Там его и нашли, а моль взметнулась стаей вверх, как бешеная, потому что испугалась его вздыбленного члена.
Таким его и обнаружили.
Таким он и остался, и окаменел.
Этот член.
Просто какая-нибудь кантата в этом месте должна грянуть при прочтении, я считаю.
Потом зоологи проводили экспертизу и выяснили, что причиной коллективного сумасшествия моли мог быть только член. В смысле такой величины.
(Еще одна кантата.)
Ну не чушь ли это, задумчивый мой читатель?
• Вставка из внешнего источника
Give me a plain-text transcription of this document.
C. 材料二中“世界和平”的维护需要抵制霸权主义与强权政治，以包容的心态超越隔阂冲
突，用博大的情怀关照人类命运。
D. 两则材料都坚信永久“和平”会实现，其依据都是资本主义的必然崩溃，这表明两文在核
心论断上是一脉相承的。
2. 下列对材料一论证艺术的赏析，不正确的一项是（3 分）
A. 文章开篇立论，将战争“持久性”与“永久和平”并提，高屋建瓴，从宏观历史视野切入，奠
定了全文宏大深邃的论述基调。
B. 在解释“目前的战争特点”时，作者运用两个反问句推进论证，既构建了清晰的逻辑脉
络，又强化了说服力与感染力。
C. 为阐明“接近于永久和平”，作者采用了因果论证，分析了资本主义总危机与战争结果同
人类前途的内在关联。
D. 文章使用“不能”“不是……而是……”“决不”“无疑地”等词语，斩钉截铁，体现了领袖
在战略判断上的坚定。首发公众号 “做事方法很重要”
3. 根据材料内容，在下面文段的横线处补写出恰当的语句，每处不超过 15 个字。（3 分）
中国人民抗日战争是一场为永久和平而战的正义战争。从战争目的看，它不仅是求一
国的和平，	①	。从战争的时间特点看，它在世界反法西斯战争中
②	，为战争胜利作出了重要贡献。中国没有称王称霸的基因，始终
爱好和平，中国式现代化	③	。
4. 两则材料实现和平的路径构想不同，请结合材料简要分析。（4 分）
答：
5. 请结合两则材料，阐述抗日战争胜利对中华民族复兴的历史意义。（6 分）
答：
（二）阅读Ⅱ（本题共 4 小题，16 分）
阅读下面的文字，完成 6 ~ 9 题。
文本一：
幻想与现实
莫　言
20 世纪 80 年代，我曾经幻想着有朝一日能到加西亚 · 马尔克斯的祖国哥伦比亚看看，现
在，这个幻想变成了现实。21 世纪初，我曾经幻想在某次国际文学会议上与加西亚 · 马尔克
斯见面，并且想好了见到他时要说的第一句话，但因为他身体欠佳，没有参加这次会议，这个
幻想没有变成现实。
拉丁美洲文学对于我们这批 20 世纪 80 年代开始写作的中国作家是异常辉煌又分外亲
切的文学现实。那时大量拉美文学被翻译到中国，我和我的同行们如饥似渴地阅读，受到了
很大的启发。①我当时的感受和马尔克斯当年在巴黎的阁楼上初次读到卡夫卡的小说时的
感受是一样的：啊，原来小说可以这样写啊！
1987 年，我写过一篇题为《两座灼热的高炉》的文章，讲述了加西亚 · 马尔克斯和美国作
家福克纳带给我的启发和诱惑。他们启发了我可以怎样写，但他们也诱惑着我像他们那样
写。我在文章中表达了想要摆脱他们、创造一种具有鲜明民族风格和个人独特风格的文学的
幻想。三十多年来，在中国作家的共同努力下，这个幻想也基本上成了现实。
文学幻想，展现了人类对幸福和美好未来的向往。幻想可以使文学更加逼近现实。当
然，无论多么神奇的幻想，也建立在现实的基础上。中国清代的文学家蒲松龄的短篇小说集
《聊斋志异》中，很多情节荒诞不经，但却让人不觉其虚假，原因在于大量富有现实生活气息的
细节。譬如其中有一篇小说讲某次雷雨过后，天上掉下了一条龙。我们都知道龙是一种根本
Вы только послушайте баб в нашем поселке, они вам и не такое расскажут: и про начальников, и про жен, и про лейтенантов, и про топор, и про кобеля. Конечно, чушь, мура, брехня! Я так и скажу официальным органам, если они у меня поинтересуются. Я так и скажу: брехня! Никто у нас не ловил чужих жен, не совращал их стоя, не зажимал (не говоря уже о скотоложстве), не согревал, не горячил, не корячил, не титькал. Девочки не ночевали по подвалам, не кончали где попало, а заканчивали школу девственницами, а мальчики – девственниками, никто не играл ни в «ромашку», ни в «замарашку», не набирал в шприц шампанское, не впрыскивал его в девичью грудь или еще куда-нибудь, а потом не высасывал.
Все сидели и смотрели программу «Время». Сложив руки на коленях.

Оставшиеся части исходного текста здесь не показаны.